For 13–14B parameter models (good quality): 16GB RAM (Mac with unified memory) or a GPU with 12GB+ VRAM (RTX 3060 Ti or better).

For 30–70B parameter models (frontier-adjacent quality): 32–64GB RAM (Mac Studio or MacBook Pro with high-memory config) or multiple GPUs with combined VRAM, or consumer AI workstations like the NVIDIA DGX Spark.

NVIDIA GPU notes: CUDA acceleration in Ollama is exceptional. An RTX 4090 (24GB VRAM) runs 70B models at 40–60 tokens/second — faster than most use cases require.
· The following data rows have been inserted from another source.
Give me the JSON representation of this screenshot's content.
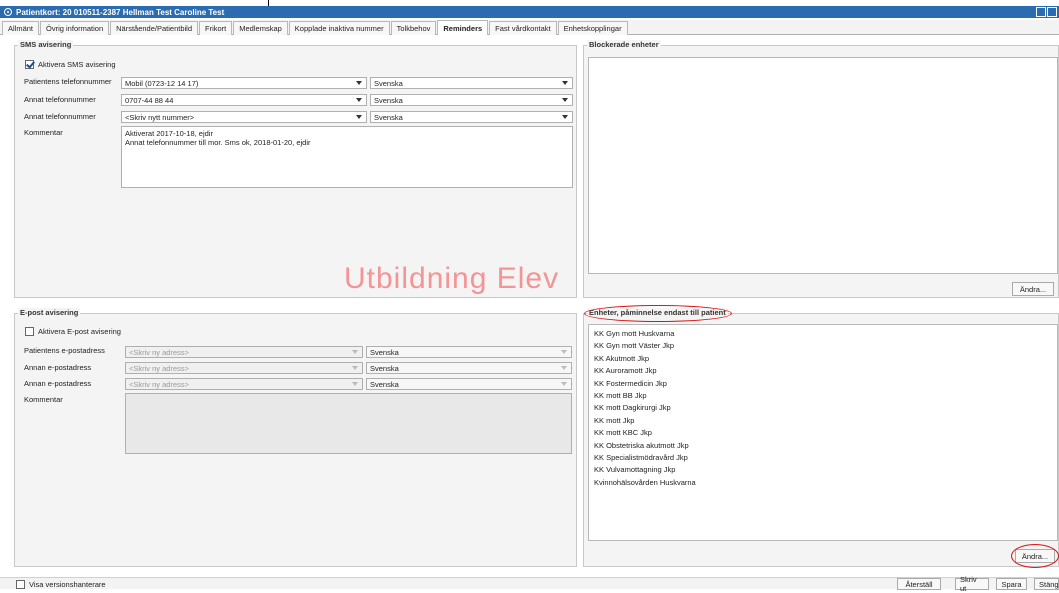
{
  "window": {
    "title": "Patientkort: 20 010511-2387 Hellman Test Caroline Test"
  },
  "tabs": [
    {
      "label": "Allmänt",
      "active": false
    },
    {
      "label": "Övrig information",
      "active": false
    },
    {
      "label": "Närstående/Patientbild",
      "active": false
    },
    {
      "label": "Frikort",
      "active": false
    },
    {
      "label": "Medlemskap",
      "active": false
    },
    {
      "label": "Kopplade inaktiva nummer",
      "active": false
    },
    {
      "label": "Tolkbehov",
      "active": false
    },
    {
      "label": "Reminders",
      "active": true
    },
    {
      "label": "Fast vårdkontakt",
      "active": false
    },
    {
      "label": "Enhetskopplingar",
      "active": false
    }
  ],
  "sms": {
    "title": "SMS avisering",
    "activate_label": "Aktivera SMS avisering",
    "activate_checked": true,
    "rows": [
      {
        "label": "Patientens telefonnummer",
        "value": "Mobil (0723-12 14 17)",
        "language": "Svenska"
      },
      {
        "label": "Annat telefonnummer",
        "value": "0707-44 88 44",
        "language": "Svenska"
      },
      {
        "label": "Annat telefonnummer",
        "value": "<Skriv nytt nummer>",
        "language": "Svenska"
      }
    ],
    "comment_label": "Kommentar",
    "comment_line1": "Aktiverat 2017-10-18, ejdir",
    "comment_line2": "Annat telefonnummer till mor. Sms ok, 2018-01-20, ejdir"
  },
  "blocked": {
    "title": "Blockerade enheter",
    "change_label": "Ändra..."
  },
  "email": {
    "title": "E-post avisering",
    "activate_label": "Aktivera E-post avisering",
    "activate_checked": false,
    "rows": [
      {
        "label": "Patientens e-postadress",
        "value": "<Skriv ny adress>",
        "language": "Svenska"
      },
      {
        "label": "Annan e-postadress",
        "value": "<Skriv ny adress>",
        "language": "Svenska"
      },
      {
        "label": "Annan e-postadress",
        "value": "<Skriv ny adress>",
        "language": "Svenska"
      }
    ],
    "comment_label": "Kommentar"
  },
  "reminder_units": {
    "title": "Enheter, påminnelse endast till patient",
    "change_label": "Ändra...",
    "items": [
      "KK Gyn mott Huskvarna",
      "KK Gyn mott Väster Jkp",
      "KK Akutmott Jkp",
      "KK Auroramott Jkp",
      "KK Fostermedicin Jkp",
      "KK mott BB Jkp",
      "KK mott Dagkirurgi Jkp",
      "KK mott Jkp",
      "KK mott KBC Jkp",
      "KK Obstetriska akutmott Jkp",
      "KK Specialistmödravård Jkp",
      "KK Vulvamottagning Jkp",
      "Kvinnohälsovården Huskvarna"
    ]
  },
  "watermark": "Utbildning Elev",
  "footer": {
    "version_label": "Visa versionshanterare",
    "reset_label": "Återställ",
    "print_label": "Skriv ut",
    "save_label": "Spara",
    "close_label": "Stäng"
  }
}
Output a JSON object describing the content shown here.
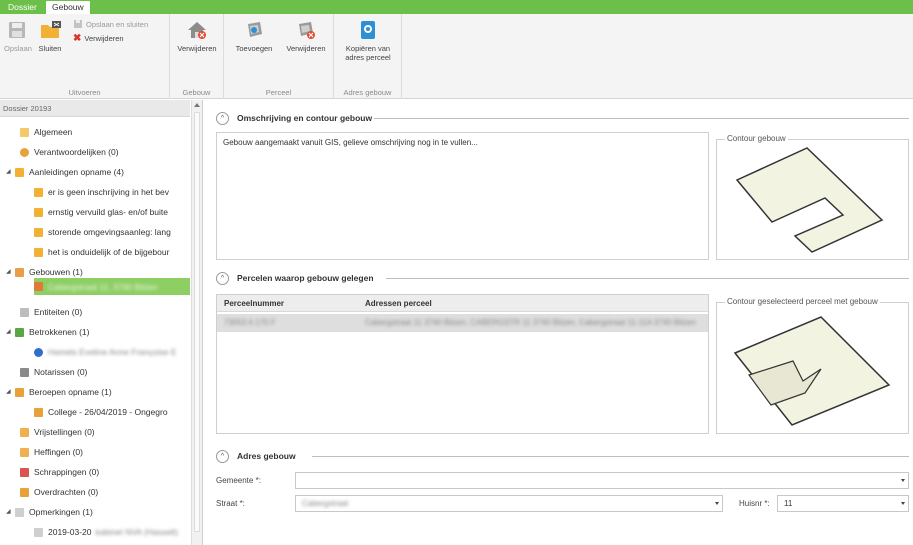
{
  "tabs": [
    {
      "label": "Dossier"
    },
    {
      "label": "Gebouw"
    }
  ],
  "ribbon": {
    "uitvoeren": {
      "title": "Uitvoeren",
      "opslaan": "Opslaan",
      "sluiten": "Sluiten",
      "opslaan_sluiten": "Opslaan en sluiten",
      "verwijderen": "Verwijderen"
    },
    "gebouw": {
      "title": "Gebouw",
      "verwijderen": "Verwijderen"
    },
    "perceel": {
      "title": "Perceel",
      "toevoegen": "Toevoegen",
      "verwijderen": "Verwijderen"
    },
    "adres_gebouw": {
      "title": "Adres gebouw",
      "kopieren_line1": "Kopiëren van",
      "kopieren_line2": "adres perceel"
    }
  },
  "sidebar": {
    "header": "Dossier 20193",
    "items": [
      {
        "label": "Algemeen"
      },
      {
        "label": "Verantwoordelijken (0)"
      },
      {
        "label": "Aanleidingen opname (4)"
      },
      {
        "label": "er is geen inschrijving in het bev"
      },
      {
        "label": "ernstig vervuild glas- en/of buite"
      },
      {
        "label": "storende omgevingsaanleg: lang"
      },
      {
        "label": "het is onduidelijk of de bijgebour"
      },
      {
        "label": "Gebouwen (1)"
      },
      {
        "label": "Cabergstraat 11, 3740 Bilzen"
      },
      {
        "label": "Entiteiten (0)"
      },
      {
        "label": "Betrokkenen (1)"
      },
      {
        "label": "Hamels Eveline Anne Françoise E"
      },
      {
        "label": "Notarissen (0)"
      },
      {
        "label": "Beroepen opname (1)"
      },
      {
        "label": "College - 26/04/2019 - Ongegro"
      },
      {
        "label": "Vrijstellingen (0)"
      },
      {
        "label": "Heffingen (0)"
      },
      {
        "label": "Schrappingen (0)"
      },
      {
        "label": "Overdrachten (0)"
      },
      {
        "label": "Opmerkingen (1)"
      },
      {
        "label": "2019-03-20"
      },
      {
        "label": "kabinet NVA (Hasselt)"
      }
    ],
    "expanders": {
      "open": "◢"
    }
  },
  "omschrijving": {
    "title": "Omschrijving en contour gebouw",
    "text": "Gebouw aangemaakt vanuit GIS, gelieve omschrijving nog in te vullen...",
    "contour_legend": "Contour gebouw"
  },
  "percelen": {
    "title": "Percelen waarop gebouw gelegen",
    "columns": [
      "Perceelnummer",
      "Adressen perceel"
    ],
    "rows": [
      {
        "nummer": "73053 A 170 F",
        "adressen": "Cabergstraat 11 3740 Bilzen, CABERGSTR 11 3740 Bilzen, Cabergstraat 11-11A 3740 Bilzen"
      }
    ],
    "contour_legend": "Contour geselecteerd perceel met gebouw"
  },
  "adres": {
    "title": "Adres gebouw",
    "gemeente_label": "Gemeente *:",
    "gemeente_value": "",
    "straat_label": "Straat *:",
    "straat_value": "Cabergstraat",
    "huisnr_label": "Huisnr *:",
    "huisnr_value": "11"
  },
  "colors": {
    "accent": "#6cbf48",
    "selection": "#8ecf64"
  },
  "icons": {
    "collapse": "^"
  }
}
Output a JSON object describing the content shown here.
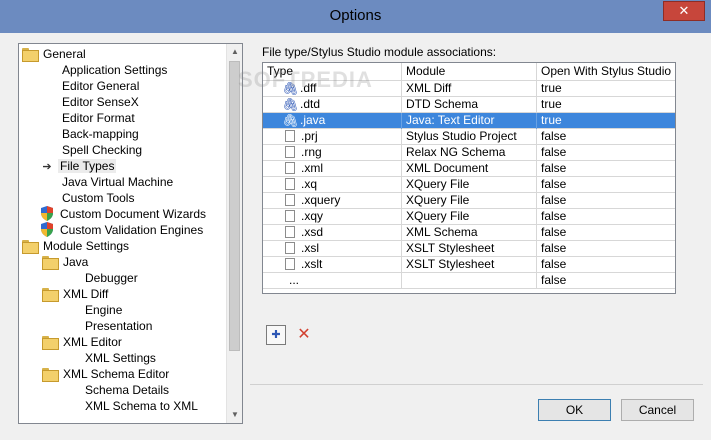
{
  "window": {
    "title": "Options",
    "close_glyph": "✕"
  },
  "watermark": "SOFTPEDIA",
  "tree": {
    "items": [
      {
        "label": "General",
        "icon": "folder-icon",
        "level": 0
      },
      {
        "label": "Application Settings",
        "icon": "",
        "level": 2
      },
      {
        "label": "Editor General",
        "icon": "",
        "level": 2
      },
      {
        "label": "Editor SenseX",
        "icon": "",
        "level": 2
      },
      {
        "label": "Editor Format",
        "icon": "",
        "level": 2
      },
      {
        "label": "Back-mapping",
        "icon": "",
        "level": 2
      },
      {
        "label": "Spell Checking",
        "icon": "",
        "level": 2
      },
      {
        "label": "File Types",
        "icon": "arrow-icon",
        "level": 2,
        "selected": true
      },
      {
        "label": "Java Virtual Machine",
        "icon": "",
        "level": 2
      },
      {
        "label": "Custom Tools",
        "icon": "",
        "level": 2
      },
      {
        "label": "Custom Document Wizards",
        "icon": "shield-icon",
        "level": 2
      },
      {
        "label": "Custom Validation Engines",
        "icon": "shield-icon",
        "level": 2
      },
      {
        "label": "Module Settings",
        "icon": "folder-icon",
        "level": 0
      },
      {
        "label": "Java",
        "icon": "folder-icon",
        "level": 1
      },
      {
        "label": "Debugger",
        "icon": "",
        "level": 3
      },
      {
        "label": "XML Diff",
        "icon": "folder-icon",
        "level": 1
      },
      {
        "label": "Engine",
        "icon": "",
        "level": 3
      },
      {
        "label": "Presentation",
        "icon": "",
        "level": 3
      },
      {
        "label": "XML Editor",
        "icon": "folder-icon",
        "level": 1
      },
      {
        "label": "XML Settings",
        "icon": "",
        "level": 3
      },
      {
        "label": "XML Schema Editor",
        "icon": "folder-icon",
        "level": 1
      },
      {
        "label": "Schema Details",
        "icon": "",
        "level": 3
      },
      {
        "label": "XML Schema to XML",
        "icon": "",
        "level": 3
      }
    ]
  },
  "associations": {
    "label": "File type/Stylus Studio module associations:",
    "columns": [
      "Type",
      "Module",
      "Open With Stylus Studio"
    ],
    "rows": [
      {
        "type": ".dff",
        "module": "XML Diff",
        "open": "true",
        "icon": "clip-icon"
      },
      {
        "type": ".dtd",
        "module": "DTD Schema",
        "open": "true",
        "icon": "clip-icon"
      },
      {
        "type": ".java",
        "module": "Java: Text Editor",
        "open": "true",
        "icon": "clip-icon",
        "selected": true
      },
      {
        "type": ".prj",
        "module": "Stylus Studio Project",
        "open": "false",
        "icon": "file-icon"
      },
      {
        "type": ".rng",
        "module": "Relax NG Schema",
        "open": "false",
        "icon": "file-icon"
      },
      {
        "type": ".xml",
        "module": "XML Document",
        "open": "false",
        "icon": "file-icon"
      },
      {
        "type": ".xq",
        "module": "XQuery File",
        "open": "false",
        "icon": "file-icon"
      },
      {
        "type": ".xquery",
        "module": "XQuery File",
        "open": "false",
        "icon": "file-icon"
      },
      {
        "type": ".xqy",
        "module": "XQuery File",
        "open": "false",
        "icon": "file-icon"
      },
      {
        "type": ".xsd",
        "module": "XML Schema",
        "open": "false",
        "icon": "file-icon"
      },
      {
        "type": ".xsl",
        "module": "XSLT Stylesheet",
        "open": "false",
        "icon": "file-icon"
      },
      {
        "type": ".xslt",
        "module": "XSLT Stylesheet",
        "open": "false",
        "icon": "file-icon"
      },
      {
        "type": "...",
        "module": "",
        "open": "false",
        "icon": ""
      }
    ]
  },
  "toolbar": {
    "new_glyph": "✚",
    "delete_glyph": "✕"
  },
  "buttons": {
    "ok": "OK",
    "cancel": "Cancel"
  },
  "colors": {
    "titlebar": "#6c8bc0",
    "selection": "#3d86dc",
    "close": "#c7463b"
  }
}
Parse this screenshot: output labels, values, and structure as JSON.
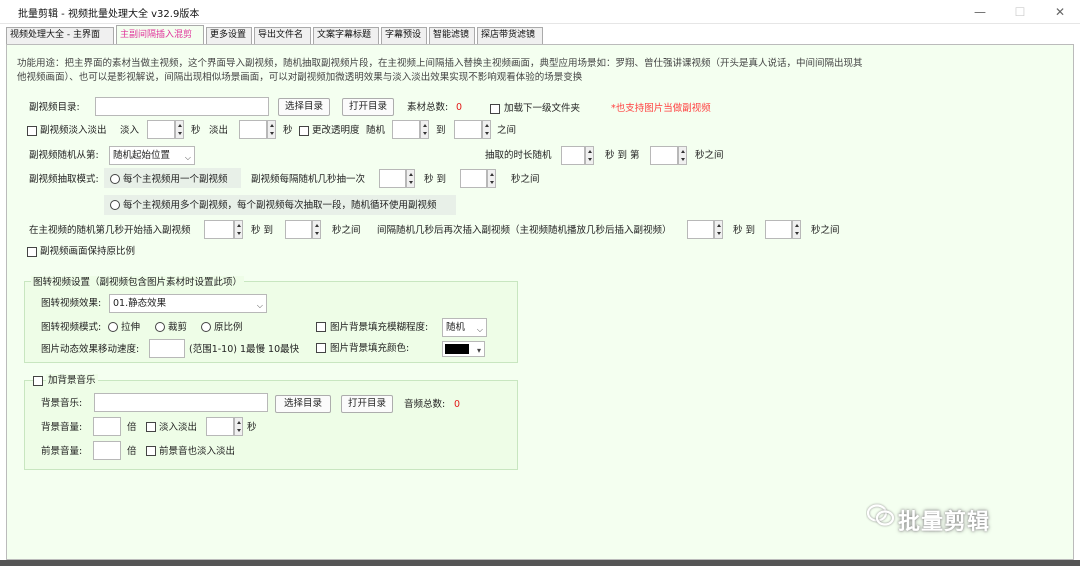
{
  "window": {
    "title": "批量剪辑 - 视频批量处理大全 v32.9版本",
    "minimize": "—",
    "maximize": "☐",
    "close": "✕"
  },
  "tabs": [
    "视频处理大全 - 主界面",
    "主副间隔插入混剪",
    "更多设置",
    "导出文件名",
    "文案字幕标题",
    "字幕预设",
    "智能滤镜",
    "探店带货滤镜"
  ],
  "desc": {
    "line1": "功能用途：把主界面的素材当做主视频，这个界面导入副视频，随机抽取副视频片段，在主视频上间隔插入替换主视频画面，典型应用场景如：罗翔、曾仕强讲课视频（开头是真人说话，中间间隔出现其",
    "line2": "他视频画面）、也可以是影视解说，间隔出现相似场景画面，可以对副视频加微透明效果与淡入淡出效果实现不影响观看体验的场景变换"
  },
  "subdir": {
    "label": "副视频目录:",
    "choose": "选择目录",
    "open": "打开目录",
    "count_label": "素材总数:",
    "count": "0",
    "include_sub": "加载下一级文件夹",
    "note": "*也支持图片当做副视频"
  },
  "fade": {
    "label": "副视频淡入淡出",
    "in": "淡入",
    "sec1": "秒",
    "out": "淡出",
    "sec2": "秒",
    "opacity": "更改透明度",
    "random": "随机",
    "to": "到",
    "between": "之间"
  },
  "random_from": {
    "label": "副视频随机从第:",
    "value": "随机起始位置",
    "dur_label": "抽取的时长随机",
    "sec_to": "秒 到 第",
    "sec_between": "秒之间"
  },
  "mode": {
    "label": "副视频抽取模式:",
    "opt1": "每个主视频用一个副视频",
    "every": "副视频每隔随机几秒抽一次",
    "sec_to": "秒 到",
    "sec_between": "秒之间",
    "opt2": "每个主视频用多个副视频，每个副视频每次抽取一段，随机循环使用副视频"
  },
  "insert": {
    "label": "在主视频的随机第几秒开始插入副视频",
    "sec_to": "秒 到",
    "sec_between": "秒之间",
    "interval": "间隔随机几秒后再次插入副视频（主视频随机播放几秒后插入副视频）",
    "sec_to2": "秒 到",
    "sec_between2": "秒之间"
  },
  "keep_ratio": "副视频画面保持原比例",
  "img": {
    "title": "图转视频设置（副视频包含图片素材时设置此项）",
    "effect_label": "图转视频效果:",
    "effect": "01.静态效果",
    "mode_label": "图转视频模式:",
    "stretch": "拉伸",
    "crop": "裁剪",
    "orig": "原比例",
    "blur_label": "图片背景填充模糊程度:",
    "blur": "随机",
    "speed_label": "图片动态效果移动速度:",
    "speed_hint": "(范围1-10) 1最慢 10最快",
    "fill_label": "图片背景填充颜色:",
    "fill_color": "#000000"
  },
  "bgm": {
    "title": "加背景音乐",
    "label": "背景音乐:",
    "choose": "选择目录",
    "open": "打开目录",
    "count_label": "音频总数:",
    "count": "0",
    "vol_label": "背景音量:",
    "times": "倍",
    "fade": "淡入淡出",
    "sec": "秒",
    "fvol_label": "前景音量:",
    "times2": "倍",
    "ffade": "前景音也淡入淡出"
  },
  "watermark": "批量剪辑"
}
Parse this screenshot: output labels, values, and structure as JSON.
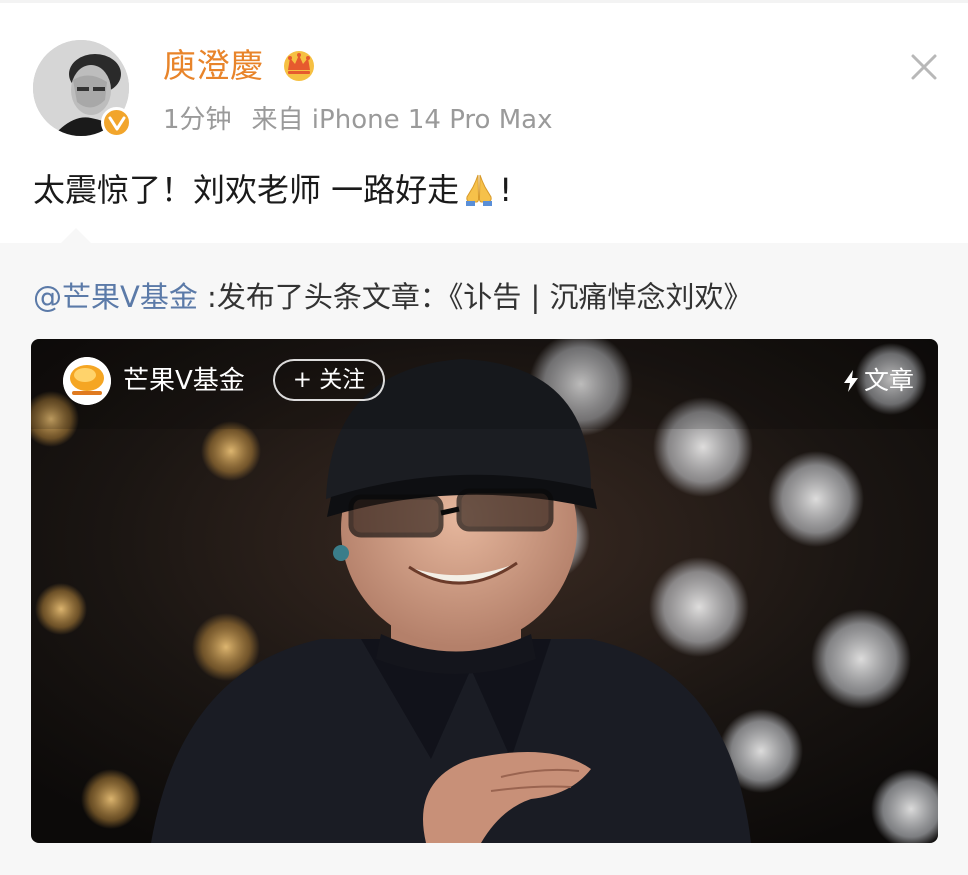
{
  "post": {
    "author": {
      "name": "庾澄慶",
      "avatar_icon": "avatar-photo",
      "verified_icon": "verified-badge-icon",
      "vip_icon": "crown-icon"
    },
    "time": "1分钟",
    "source": "来自 iPhone 14 Pro Max",
    "text": "太震惊了！刘欢老师 一路好走",
    "text_end": "!",
    "text_emoji": "pray-emoji",
    "close_icon": "close-icon"
  },
  "repost": {
    "mention": "@芒果V基金",
    "content": " :发布了头条文章：《讣告 | 沉痛悼念刘欢》"
  },
  "card": {
    "source_name": "芒果V基金",
    "follow_label": "+ 关注",
    "tag_label": "文章",
    "logo_icon": "mango-logo-icon",
    "image_description_icon": "article-cover-photo"
  },
  "colors": {
    "username": "#e8842a",
    "mention": "#5b7aa8",
    "meta": "#9a9a9a",
    "repost_bg": "#f7f7f7",
    "badge": "#f2a52b"
  }
}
If you already own NVIDIA GPU hardware, it's a strong platform for local OpenClaw getting it running.

Power Consumption & Running Costs

HardwareIdle WattageAnnual Electricity Cost*
Raspberry Pi 53–5W$3–5/year
Mac Mini M45–10W$5–10/year
NUC / Mini PC (Intel)10–20W$10–20/year
Desktop PC (with GPU)80–200W$80–200/year
VPS (Hetzner CX21)N/A (hosted)$60/year

*At $0.12/kWh average US electricity rate

For most users, the annual electricity cost of dedicated OpenClaw hardware is negligible — under $15/year for a Mac Mini. The hardware investment pays for itself quickly against the time saved, and the API costs saved by using efficient models or local inference dwarf the electricity expense.

Wrapping Up

Hardware choice for OpenClaw is pleasantly flexible. If you're starting out and want to test before committing, run it on your laptop or a cheap VPS. For a permanent, reliable deployment with cloud models, a Mac Mini M4 is the community's clear recommendation. For maximum privacy and zero ongoing API costs, the same Mac Mini running Ollama with a 14B or larger model delivers frontier-adjacent quality entirely on your own hardware. The right hardware is the one that matches your use case, budget, and privacy requirements — and OpenClaw runs well on all of them.